Recently, I had a unique and wonderful opportunity to participate in a small conference and workshop hosted by the Center for Folklore Studies at The Ohio State University (in partnership with the Berkeley Folklore Program).  Titled “The Form of Value in Globalized Traditions,” the workshop continued an ongoing series of discussions that were inaugurated in 2007 by Charles L. Briggs at the University of California, Berkeley.  The program for the public presentations (which were held on Friday, March 6, 2009), along with paper abstracts, can be found online at here. The overview summary describing what we were up to read:

This international working group considers the career of vernacular traditions under globalization. As cultural forms circulate ever more widely, recycled, restructured, and hybridized as they travel, regimes of value insist increasingly on point of origin. Since economic value is predicated upon scarcity, in a global framework cultural objects are marked—and marketed—as local.
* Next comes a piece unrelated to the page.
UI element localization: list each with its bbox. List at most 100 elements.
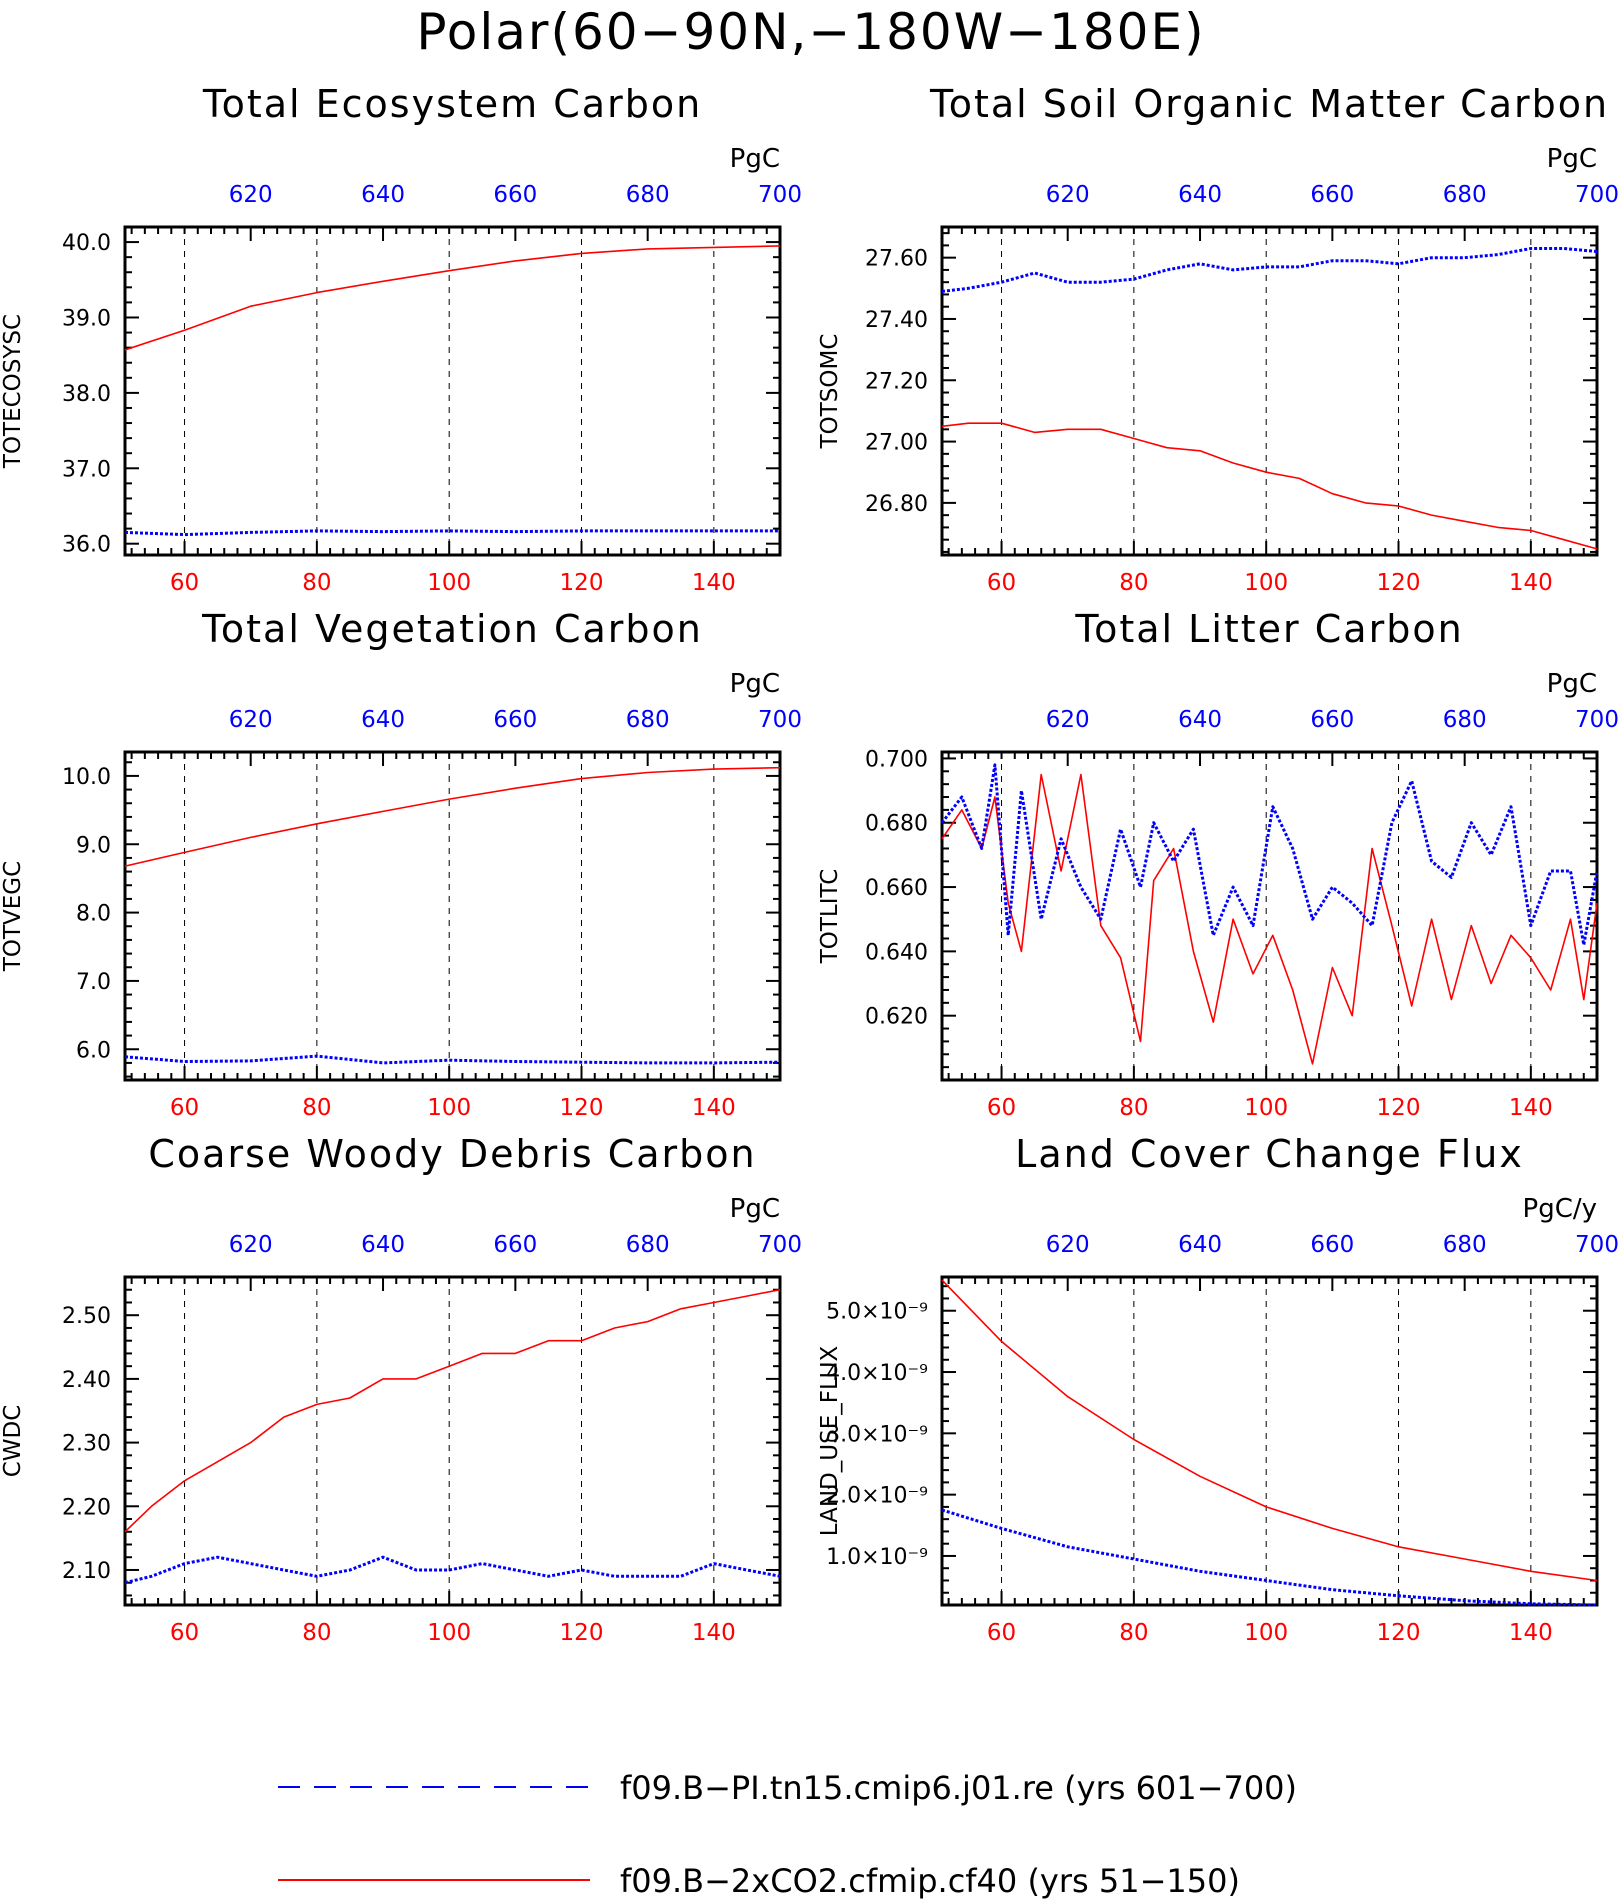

Form itself is fetishized as social interaction becomes attenuated. Rather than contesting the reification of culture into exchangeable goods, the resistance of impoverished groups and social movements increasingly takes shape as a struggle for control over the manner of commodification and the profits thereof. In the face of restructurings of value initiated by the World Trade Organization, the World Intellectual Property Organization, free trade agreements, and transnational corporations, intellectual property rights become a key locus of contention between distributors and cultural producers. The public component of this year’s group meeting will explore form and value as both categories of action and tools of analysis. We hope that attendees will help us with the work of comparison and synthesis.

My own presentation considered the current reshaping of the system of scholarly communications in which folklorists and ethnologists circulate (and find expanded publics for) their work in an era of corporate enclosure, media consolidation, and library crises on the one hand and open source technologies and open access movements on the other. The participants were a great group. In addition to many wonderful students and faculty members from the OSU folklore program, the participants were: Sadhana Naithani (Jawaharlal Nehru University, New Delhi), Lee Haring, City College, CUNY), Mbugua wa-Mungai (Kenyatta University, Nairobi), Galit Hasan-Rokem (Hebrew University of Jerusalem), Candace Slater (University of California, Berkeley), Amy Shuman (The Ohio State University), Dorothy Noyes (The Ohio State University), Javier León (Indiana University), Diarmuid Ó Giolláin (University College Cork), and Charles L. Briggs (University of California, Berkeley).

Thanks to everyone who helped bring this great event into existence. Thanks especially to the OSU folklore students who brought great energy (and a great Saturday lunch) to the event.